Behavior: Seasonal movements involving migrations from higher elevations (summer ranges) to lower winter ranges.
When startled, a Stripe Deer will move in a series of stiff-legged jumps with all four feet hitting the ground together. This gait offers two advantages: it allows the deer to out-distance predators in rough terrain, and to see above the thick brush. If necessary, they can turn or completely reverse direction in the course of a single bound.
Stripe Deer are active primarily in mornings, evenings and moonlit nights. This inactivity during the heat of the day is a behavioral adaptation to the desert environment that conserves water and keeps the body temperature within livable limits. Sweat glands and panting also provide evaporative cooling during hot periods.
During the middle of the day, the Stripe Deer beds down in a cool, secluded place. The mature buck seems to prefer rocky ridges for bedding grounds, while the doe and fawn is more likely to bed down in the open.
Food & Hunting: Food of the Stripe Deer is quite varied. In Spring and Summer it feeds on green leaves, herbs, weeds and grasses more than on browse species. The reverse is true in Fall and Winter.
Stripe Deer are browsers and eat a great variety of vegetable matter, including fresh green leaves, twigs, lower branches of trees, and various grasses.

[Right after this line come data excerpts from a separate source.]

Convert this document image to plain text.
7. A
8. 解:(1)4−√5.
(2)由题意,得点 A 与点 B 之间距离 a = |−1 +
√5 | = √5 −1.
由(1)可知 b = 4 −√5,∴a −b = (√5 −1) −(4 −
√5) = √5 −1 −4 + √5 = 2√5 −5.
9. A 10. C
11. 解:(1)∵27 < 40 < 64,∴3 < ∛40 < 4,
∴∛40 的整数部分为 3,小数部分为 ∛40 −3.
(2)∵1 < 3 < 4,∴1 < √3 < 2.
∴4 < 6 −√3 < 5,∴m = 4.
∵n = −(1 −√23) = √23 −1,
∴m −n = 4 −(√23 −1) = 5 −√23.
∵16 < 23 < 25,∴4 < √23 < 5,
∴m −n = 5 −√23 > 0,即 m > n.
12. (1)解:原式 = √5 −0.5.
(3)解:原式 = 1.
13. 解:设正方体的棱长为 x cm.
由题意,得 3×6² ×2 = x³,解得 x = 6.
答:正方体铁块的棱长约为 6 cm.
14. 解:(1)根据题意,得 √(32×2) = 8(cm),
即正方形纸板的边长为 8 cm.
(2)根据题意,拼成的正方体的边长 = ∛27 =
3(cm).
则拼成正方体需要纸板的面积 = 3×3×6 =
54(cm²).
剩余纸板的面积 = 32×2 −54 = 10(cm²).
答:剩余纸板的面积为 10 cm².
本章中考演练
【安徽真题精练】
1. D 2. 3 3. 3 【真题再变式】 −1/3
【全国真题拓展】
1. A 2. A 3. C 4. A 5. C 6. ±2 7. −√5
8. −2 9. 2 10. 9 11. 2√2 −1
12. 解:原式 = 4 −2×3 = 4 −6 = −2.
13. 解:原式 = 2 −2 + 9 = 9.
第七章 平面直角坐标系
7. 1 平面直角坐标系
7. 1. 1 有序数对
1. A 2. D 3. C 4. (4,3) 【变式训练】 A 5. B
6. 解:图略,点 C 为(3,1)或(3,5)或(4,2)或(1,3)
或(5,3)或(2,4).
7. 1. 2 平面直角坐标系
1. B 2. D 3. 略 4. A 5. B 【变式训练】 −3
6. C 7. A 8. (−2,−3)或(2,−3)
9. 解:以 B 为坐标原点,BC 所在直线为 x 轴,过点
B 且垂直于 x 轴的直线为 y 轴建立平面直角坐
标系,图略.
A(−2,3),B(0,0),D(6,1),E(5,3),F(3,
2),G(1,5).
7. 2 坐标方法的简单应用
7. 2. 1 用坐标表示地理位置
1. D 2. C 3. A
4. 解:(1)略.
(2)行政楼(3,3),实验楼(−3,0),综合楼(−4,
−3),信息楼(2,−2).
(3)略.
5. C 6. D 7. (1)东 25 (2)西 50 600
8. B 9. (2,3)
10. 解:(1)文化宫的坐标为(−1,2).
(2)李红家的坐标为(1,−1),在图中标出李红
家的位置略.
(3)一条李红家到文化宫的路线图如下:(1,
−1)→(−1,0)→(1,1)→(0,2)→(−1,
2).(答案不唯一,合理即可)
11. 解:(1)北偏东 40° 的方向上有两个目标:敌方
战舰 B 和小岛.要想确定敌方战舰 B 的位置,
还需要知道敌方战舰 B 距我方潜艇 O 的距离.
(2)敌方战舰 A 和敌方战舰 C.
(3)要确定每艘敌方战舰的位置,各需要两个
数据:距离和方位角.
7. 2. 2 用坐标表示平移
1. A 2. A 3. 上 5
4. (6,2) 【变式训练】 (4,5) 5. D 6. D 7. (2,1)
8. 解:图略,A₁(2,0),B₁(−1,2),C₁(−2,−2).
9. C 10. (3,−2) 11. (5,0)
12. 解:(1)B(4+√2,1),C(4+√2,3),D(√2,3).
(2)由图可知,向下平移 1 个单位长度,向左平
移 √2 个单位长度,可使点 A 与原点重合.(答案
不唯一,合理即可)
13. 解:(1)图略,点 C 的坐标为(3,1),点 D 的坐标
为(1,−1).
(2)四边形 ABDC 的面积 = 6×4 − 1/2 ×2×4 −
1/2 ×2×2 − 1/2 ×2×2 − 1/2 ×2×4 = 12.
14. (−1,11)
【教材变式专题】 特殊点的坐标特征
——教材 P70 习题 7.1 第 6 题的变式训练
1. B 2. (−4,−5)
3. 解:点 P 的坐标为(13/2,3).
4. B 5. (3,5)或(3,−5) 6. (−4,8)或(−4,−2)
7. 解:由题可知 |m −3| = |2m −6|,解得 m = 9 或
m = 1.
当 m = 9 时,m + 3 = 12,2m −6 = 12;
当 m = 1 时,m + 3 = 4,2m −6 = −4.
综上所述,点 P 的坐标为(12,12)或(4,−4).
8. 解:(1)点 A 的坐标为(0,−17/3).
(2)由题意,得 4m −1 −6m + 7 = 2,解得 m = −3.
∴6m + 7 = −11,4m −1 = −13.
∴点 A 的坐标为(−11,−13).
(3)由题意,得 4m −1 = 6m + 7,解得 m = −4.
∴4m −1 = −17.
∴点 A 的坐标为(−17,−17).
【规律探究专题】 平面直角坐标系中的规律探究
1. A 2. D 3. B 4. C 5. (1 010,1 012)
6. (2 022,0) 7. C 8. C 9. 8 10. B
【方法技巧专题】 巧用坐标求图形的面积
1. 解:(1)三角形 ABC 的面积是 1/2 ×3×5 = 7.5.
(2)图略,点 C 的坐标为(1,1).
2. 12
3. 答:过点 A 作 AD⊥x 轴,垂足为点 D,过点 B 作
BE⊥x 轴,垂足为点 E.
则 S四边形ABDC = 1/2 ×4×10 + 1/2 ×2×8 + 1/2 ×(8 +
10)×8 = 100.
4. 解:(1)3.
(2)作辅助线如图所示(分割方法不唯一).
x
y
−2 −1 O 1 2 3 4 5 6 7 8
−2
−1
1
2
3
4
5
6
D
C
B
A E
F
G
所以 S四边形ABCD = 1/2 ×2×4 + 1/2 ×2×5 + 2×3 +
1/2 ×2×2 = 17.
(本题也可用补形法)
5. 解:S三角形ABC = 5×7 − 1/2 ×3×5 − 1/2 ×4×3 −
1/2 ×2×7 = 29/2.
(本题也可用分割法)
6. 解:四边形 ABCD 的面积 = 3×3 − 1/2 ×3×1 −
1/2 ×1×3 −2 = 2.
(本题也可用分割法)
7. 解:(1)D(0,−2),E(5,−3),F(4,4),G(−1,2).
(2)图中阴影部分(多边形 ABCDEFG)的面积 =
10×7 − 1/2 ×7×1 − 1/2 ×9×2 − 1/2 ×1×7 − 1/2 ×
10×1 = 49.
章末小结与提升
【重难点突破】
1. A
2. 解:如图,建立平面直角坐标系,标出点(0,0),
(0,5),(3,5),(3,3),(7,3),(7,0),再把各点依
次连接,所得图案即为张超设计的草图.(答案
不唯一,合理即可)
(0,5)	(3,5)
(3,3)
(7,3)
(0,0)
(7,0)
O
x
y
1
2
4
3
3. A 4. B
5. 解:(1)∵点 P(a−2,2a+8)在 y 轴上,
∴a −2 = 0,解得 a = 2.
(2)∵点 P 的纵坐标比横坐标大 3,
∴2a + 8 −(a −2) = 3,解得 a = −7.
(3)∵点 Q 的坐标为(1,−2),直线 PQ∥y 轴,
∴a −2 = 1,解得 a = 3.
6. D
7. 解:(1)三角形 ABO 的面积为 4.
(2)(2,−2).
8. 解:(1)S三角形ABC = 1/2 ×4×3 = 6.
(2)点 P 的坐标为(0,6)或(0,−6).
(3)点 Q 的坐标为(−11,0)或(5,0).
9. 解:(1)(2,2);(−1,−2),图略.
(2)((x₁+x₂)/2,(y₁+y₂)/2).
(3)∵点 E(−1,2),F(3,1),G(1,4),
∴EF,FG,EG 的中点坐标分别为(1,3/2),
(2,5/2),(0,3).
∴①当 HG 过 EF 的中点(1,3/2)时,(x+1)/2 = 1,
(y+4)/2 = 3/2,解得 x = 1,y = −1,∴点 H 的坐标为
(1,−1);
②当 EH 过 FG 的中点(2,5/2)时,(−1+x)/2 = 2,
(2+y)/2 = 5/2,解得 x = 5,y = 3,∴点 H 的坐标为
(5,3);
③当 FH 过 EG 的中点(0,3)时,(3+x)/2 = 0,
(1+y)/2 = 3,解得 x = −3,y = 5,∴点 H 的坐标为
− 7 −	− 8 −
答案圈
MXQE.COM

They eat so carefully they can even consume the fruit of cactus.
Breeding: The mating season for Stripe Deer reaches its peak in winter months, as antlered stags round up females and fight for their possession. Antlers are shed after the breeding season, from late winter to early spring. Most mature bucks in good condition have lost theirs by the end of winter; immature bucks generally lose them a little later. Males and females mix freely while traveling together in groups during winter months.
Dominance is largely a function of size, with the largest males, which possess the largest antlers, performing most of the copulations
Stripe Deer breed in late winter. A buck will find a suitable doe and they will often play chase games at breakneck speeds before mating. They will remain together for several days.
When antlers start growing again in the spring, the group breaks up. The females go off by themselves and eventually give birth and nurse their young; the males wander in friendly twosomes or small bands throughout the summer months as antlers grow.
During early summer the doe delivers 1 to 4 young (normally 2). A doe will usually produce a single fawn the first year she gives birth and then produce twins in following years. The fawn, colored reddish with white spots, weighs about 6 pounds at birth. It must nurse within the first hour and stand within the first 12 hours. During early weeks of life, the fawn sees its mother only at mealtimes for feeding. Spots begin to look like stripes by the end of the first month. They have white camouflage spots and are further protected by having little or no scent. Fawns usually stay with the doe for the first full year.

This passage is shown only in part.